102 TFEU had left little room in practice for dominant firms to argue that their rebates were nevertheless justified on the basis of efficiencies. The ECJ is clear in today’s judgment that an effects-based analysis is a necessary precursor to assessing whether the efficiency defence is available: “The analysis of the capacity to foreclose is also relevant in assessing whether a system of rebates which, in principle, falls within … Article 102 TFEU, may be objectively justified. It has to be determined whether the exclusionary effect arising from such a system, which is disadvantageous for competition, may be counterbalanced, or outweighed, by advantages in terms of efficiency which also benefit the consumer”.[4]

Because of its ruling that exclusivity rebates were automatic infringements of Article 102 TFEU the GC did not consider all of Intel’s arguments regarding the Commission’s alternative analysis of the effects of the rebates on competition. The ECJ has sent this aspect of the case back to the GC for reconsideration.

The Commission must record interviews relating to the subject matter of an investigation

The GC had ruled that the Commission was only required to record “formal” interviews. The ECJ has today rejected the GC’s distinction between “formal” and “informal” interviews and made clear that the Commission must record any interview it conducts for the purpose of collecting information relating to the subject matter of an investigation. 

This clarification is a pyrrhic victory for Intel, however, as the ECJ goes on to set a high bar to establish that the Commission’s procedural breach provides sufficient basis for annulling the Commission’s decision. A firm seeking to rely on non-disclosure must show that it did not have access to exculpatory evidence and that it could have used such evidence for its defence. The ECJ found that Intel had failed to do so.

The Commission has jurisdiction over conduct that has an effect in the EEA

In today’s judgment the ECJ also finally recognises that the Commission has jurisdiction to apply EU competition law not only against conduct which is implemented in the EEA but also where it is “foreseeable” that the conduct will have an “immediate and substantial effect” in the EEA. Although jurisdiction based on so-called “qualified effects” has long been asserted by the Commission, the ECJ has never previously expressly endorsed it (despite being urged to do so by several Advocates General over the years).

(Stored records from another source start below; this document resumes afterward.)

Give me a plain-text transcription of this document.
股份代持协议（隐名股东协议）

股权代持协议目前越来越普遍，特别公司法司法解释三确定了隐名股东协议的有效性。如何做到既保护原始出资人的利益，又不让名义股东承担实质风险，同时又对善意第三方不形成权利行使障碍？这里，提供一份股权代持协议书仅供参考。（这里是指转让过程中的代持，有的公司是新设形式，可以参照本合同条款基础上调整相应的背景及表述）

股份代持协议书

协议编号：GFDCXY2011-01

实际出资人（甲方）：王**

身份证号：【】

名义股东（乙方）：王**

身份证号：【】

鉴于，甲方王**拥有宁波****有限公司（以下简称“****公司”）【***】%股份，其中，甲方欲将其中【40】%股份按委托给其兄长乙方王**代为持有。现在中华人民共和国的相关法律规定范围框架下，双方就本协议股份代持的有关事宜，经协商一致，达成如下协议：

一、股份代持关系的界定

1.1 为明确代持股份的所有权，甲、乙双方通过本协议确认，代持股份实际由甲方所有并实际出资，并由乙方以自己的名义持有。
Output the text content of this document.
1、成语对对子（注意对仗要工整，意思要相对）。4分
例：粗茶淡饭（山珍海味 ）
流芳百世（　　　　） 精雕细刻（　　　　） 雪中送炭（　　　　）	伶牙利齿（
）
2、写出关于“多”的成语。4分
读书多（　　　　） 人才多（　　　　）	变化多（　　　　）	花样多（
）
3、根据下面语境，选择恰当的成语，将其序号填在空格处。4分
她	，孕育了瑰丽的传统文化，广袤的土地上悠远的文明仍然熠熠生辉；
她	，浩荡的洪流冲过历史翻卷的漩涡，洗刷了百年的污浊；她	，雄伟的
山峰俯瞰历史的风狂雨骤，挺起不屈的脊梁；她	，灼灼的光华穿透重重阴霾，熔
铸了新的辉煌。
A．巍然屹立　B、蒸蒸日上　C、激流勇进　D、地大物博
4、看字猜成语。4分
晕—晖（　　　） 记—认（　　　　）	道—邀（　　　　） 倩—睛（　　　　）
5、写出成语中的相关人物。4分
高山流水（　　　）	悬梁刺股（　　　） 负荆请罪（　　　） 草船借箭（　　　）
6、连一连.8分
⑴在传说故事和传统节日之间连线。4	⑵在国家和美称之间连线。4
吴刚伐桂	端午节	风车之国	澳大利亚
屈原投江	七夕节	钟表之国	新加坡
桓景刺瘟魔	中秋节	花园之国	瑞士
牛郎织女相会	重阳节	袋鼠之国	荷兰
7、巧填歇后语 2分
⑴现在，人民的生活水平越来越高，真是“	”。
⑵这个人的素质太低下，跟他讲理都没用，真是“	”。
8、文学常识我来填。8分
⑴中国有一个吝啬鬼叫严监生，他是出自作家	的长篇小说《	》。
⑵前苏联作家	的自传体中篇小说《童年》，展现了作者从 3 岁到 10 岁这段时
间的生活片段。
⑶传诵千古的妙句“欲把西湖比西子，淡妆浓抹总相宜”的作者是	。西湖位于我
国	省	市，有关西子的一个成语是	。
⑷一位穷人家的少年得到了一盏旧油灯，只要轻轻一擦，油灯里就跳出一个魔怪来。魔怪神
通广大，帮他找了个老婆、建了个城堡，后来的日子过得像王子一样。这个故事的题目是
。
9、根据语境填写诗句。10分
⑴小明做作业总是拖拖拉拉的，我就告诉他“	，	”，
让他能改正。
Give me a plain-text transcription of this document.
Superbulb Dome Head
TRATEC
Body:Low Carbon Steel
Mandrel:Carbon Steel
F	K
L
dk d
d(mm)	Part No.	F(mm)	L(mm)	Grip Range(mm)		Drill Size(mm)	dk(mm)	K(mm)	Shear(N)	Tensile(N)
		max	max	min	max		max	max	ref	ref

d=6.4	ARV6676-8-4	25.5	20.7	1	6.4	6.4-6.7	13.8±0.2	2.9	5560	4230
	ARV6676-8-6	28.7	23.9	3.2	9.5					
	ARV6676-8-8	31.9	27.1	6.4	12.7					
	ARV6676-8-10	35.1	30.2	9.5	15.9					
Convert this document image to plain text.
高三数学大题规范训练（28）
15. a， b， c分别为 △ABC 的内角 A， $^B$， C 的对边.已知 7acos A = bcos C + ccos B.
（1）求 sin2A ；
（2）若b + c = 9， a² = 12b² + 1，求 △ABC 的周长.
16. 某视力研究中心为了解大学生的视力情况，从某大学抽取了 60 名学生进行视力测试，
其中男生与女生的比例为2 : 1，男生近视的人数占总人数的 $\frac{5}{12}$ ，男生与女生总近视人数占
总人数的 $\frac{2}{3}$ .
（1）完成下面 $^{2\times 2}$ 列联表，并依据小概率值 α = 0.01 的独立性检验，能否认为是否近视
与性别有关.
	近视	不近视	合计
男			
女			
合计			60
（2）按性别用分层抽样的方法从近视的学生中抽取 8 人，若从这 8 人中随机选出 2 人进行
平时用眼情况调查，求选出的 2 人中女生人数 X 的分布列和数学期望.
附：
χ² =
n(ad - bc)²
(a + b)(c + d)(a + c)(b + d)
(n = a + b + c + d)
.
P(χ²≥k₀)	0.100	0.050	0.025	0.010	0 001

Intel’s “overall strategy” to exclude its competitor was relevant to give the Commission jurisdiction over Intel’s arrangements concerning sales of CPUs to a Chinese manufacturer outside the EEA.


The ECJ’s ruling that the Commission must consider whether exclusivity rebates are capable of producing anti-competitive effects is welcome confirmation that the EU antitrust rules seek to sanction practices based on their effect on competition rather than their form. The judgment is good news for dominant companies doing business in the EU as it confirms that the Commission must, in practice, conduct an analysis of competitive effects in order to establish an infringement of Article 102 TFEU.

One aspect of the debate surrounding the Intel case in which the ECJ did not engage is what “capability” to restrict competition means in these circumstances. While the law is clear that it is not necessary that there is an actual effect on competition, previous case law suggests that anti-competitive effects must be “likely” in order for an infringement of Article 102 TFEU to be established.